In addition, the dissolution temperature in the dissolution step may vary depending on the type of the solvent selected and the amount of the solvent used. Preferably, the dissolution step may be carried out at 30 to 80 ° C. However, the present invention is not limited thereto.

On the other hand, the? -Crystalline? -Silicon crystal used in the seeding step can be prepared and used according to the method described in Korean Patent No. 10-0670592.

In addition, the amount of the? -Crystalline seeds sprouted in the seeding step is preferably 0.01 to 1% by weight on the basis of the grain size.

Also, the seeding temperature in the seeding step may vary depending on the type of the solvent selected and the amount of the solvent used. Preferably, the seeding step may be performed at 25 to 60 < 0 > C. If the seeding temperature is lower than 25 ° C, another crystal form (for example, β-crystal form) may be formed. If the seeding temperature is higher than 60 ° C, seeding may melt.

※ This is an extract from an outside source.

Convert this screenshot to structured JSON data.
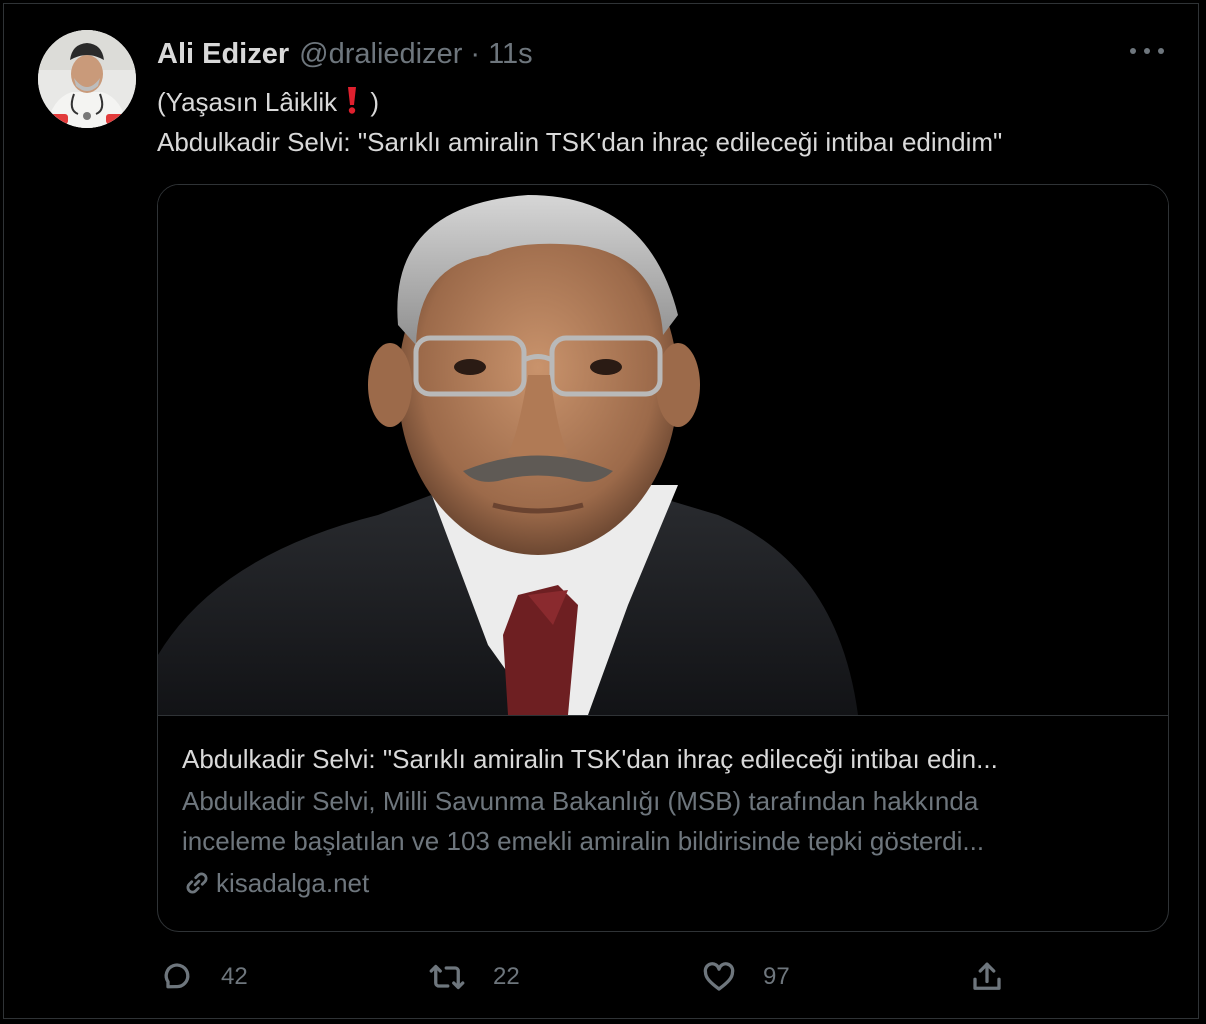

According to one embodiment of the present invention, the crystallization solvent may be methyl isobutyl ketone. At this time, the dissolution step may be performed at 40 to 70 ° C. The seeding step may be performed at 30 to 60 < 0 > C.

According to another embodiment of the present invention, the crystallization solvent may be 1-propanol or 1-butanol. At this time, the dissolution step may be performed at 30 to 70 ° C. In addition, the seeding step may be performed at 25 to 40 < 0 > C.

According to another embodiment of the present invention, the crystallization solvent may be isobutanol. At this time, the dissolution step may be performed at 30 to 80 ° C. In addition, the seeding step may be carried out at 25 to 50 < 0 > C.

The crystals obtained according to the production method of the present invention can be obtained by a crystal modification of γ-tocopherol γ crystal and an X-ray diffraction analysis spectrum (2θ of 6.0 ° ± 0.2 °, 10.6 ° ± 0.2 °, 12.6 ° ± 0.2 °, 17.1 ° ± 0.2 °, 17.9 ° ± 0.2 °, 20.7 ° ± 0.2 °, and 23.7 ° ± 0.2 °).

As described above, in the production method of the present invention, any one of methyl isobutyl ketone, 1-propanol, 1-butanol, isobutanol or a mixed solvent thereof is selected without using toluene as a crystallization solvent, crystal form can be produced.

Therefore, the production method of the present invention has opened up the possibility that the γ-crystal form of gum arabic, which was difficult to use as an active ingredient due to a manufacturing problem, can be used as an active ingredient in the same manner as α-crystal form and β-form crystal form.

The present invention, which provides a novel method for preparing γ-crystal form, is advantageous in that toluene is not left in the raw material drug because no toluene solvent is used.

BRIEF DESCRIPTION OF THE DRAWINGS FIG. 1 is an X-ray diffraction spectrum of a γ-crystal form of γ-tocopherol prepared according to the method described in Example 1 of the present invention. FIG.
Fig. 2 is an X-ray diffraction spectrum of gum arabic crystal prepared by the method described in Example 2 of the present invention.
Fig. 3 is an X-ray diffraction spectrum of gum arabic crystal form prepared according to the method described in Example 3 of the present invention.
Fig. 4 is an X-ray diffraction analysis spectrum of gamma-crystal form of gum arabic prepared according to the method described in Example 4 of the present invention.
Fig. 5 is an X-ray diffraction spectrum of a γ-crystal form of γ-tocopherol prepared according to the method described in Comparative Example 1 of the present invention.
Fig. 6 is an X-ray diffraction spectrum of a filamentous β-crystal form prepared according to the method described in Comparative Example 2 of the present invention.
Fig. 7 is an X-ray diffraction spectrum of a filamentous β-crystal form prepared according to the method described in Comparative Example 3 of the present invention.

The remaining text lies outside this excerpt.